The sftp_secure.py script will generate a new subfolder in the user’s target directory called /XML_raw. Users should note the full path of this directory, which they will be prompted to provide when running the remaining python scripts. Each of the remaining scripts, the filenames of which begin with “iterparse”, corresponds to one of the data files in the dataset, as indicated in the script’s filename. After running one of these scripts, the user’s target directory should include a /csv subdirectory containing the data file corresponding to the script; after running all the iterparse scripts the user’s /csv directory should be identical to the /csv directory in this repository. Users are invited to modify these scripts as they see fit, subject to the terms of the licenses set forth above.
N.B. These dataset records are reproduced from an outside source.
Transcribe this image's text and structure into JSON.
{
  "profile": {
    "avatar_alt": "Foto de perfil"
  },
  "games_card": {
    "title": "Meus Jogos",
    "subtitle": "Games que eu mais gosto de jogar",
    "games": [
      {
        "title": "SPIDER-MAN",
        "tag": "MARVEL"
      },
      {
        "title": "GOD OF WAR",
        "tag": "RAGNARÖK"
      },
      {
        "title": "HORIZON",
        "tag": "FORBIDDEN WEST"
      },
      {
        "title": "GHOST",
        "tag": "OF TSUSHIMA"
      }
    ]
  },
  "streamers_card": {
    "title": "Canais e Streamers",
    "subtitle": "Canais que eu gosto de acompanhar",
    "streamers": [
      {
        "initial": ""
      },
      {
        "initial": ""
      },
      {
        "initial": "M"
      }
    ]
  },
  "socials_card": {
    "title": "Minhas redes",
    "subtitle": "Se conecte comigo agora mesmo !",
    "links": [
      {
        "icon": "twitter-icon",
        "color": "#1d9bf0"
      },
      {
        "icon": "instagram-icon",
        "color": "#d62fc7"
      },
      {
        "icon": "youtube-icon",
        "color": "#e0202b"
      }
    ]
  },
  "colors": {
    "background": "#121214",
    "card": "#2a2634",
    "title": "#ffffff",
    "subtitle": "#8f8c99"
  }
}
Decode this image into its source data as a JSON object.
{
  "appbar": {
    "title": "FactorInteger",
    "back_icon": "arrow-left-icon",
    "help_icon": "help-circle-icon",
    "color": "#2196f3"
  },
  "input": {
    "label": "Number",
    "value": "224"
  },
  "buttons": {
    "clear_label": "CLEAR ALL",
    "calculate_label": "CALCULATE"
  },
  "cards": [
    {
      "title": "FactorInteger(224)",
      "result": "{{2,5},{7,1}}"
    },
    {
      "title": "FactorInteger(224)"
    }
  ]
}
With respect to the Stata do-files, only one of them is relevant to construction of the dataset itself. This is /do/CA_TM_csv_cleanup.do, which converts the .csv versions of the data files to .dta format, and uses Stata’s labeling functionality to reduce the size of the resulting files while preserving information. The other do-files generate the analyses and graphics presented in the paper describing the dataset (Jeremy N. Sheff, The Canada Trademarks Dataset, 18 J. Empirical Leg. Studies (forthcoming 2021)), available at https://papers.ssrn.com/abstract=3782655). These do-files are also licensed for reuse subject to the terms of the CC-BY-4.0 license, and users are invited to adapt the scripts to their needs.
The python and Stata scripts included in this repository are separately maintained and updated on Github at https://github.com/jnsheff/CanadaTM.
This repository also includes a copy of the current version of CIPO's data dictionary for its historical XML trademarks archive as of the date of construction of this dataset.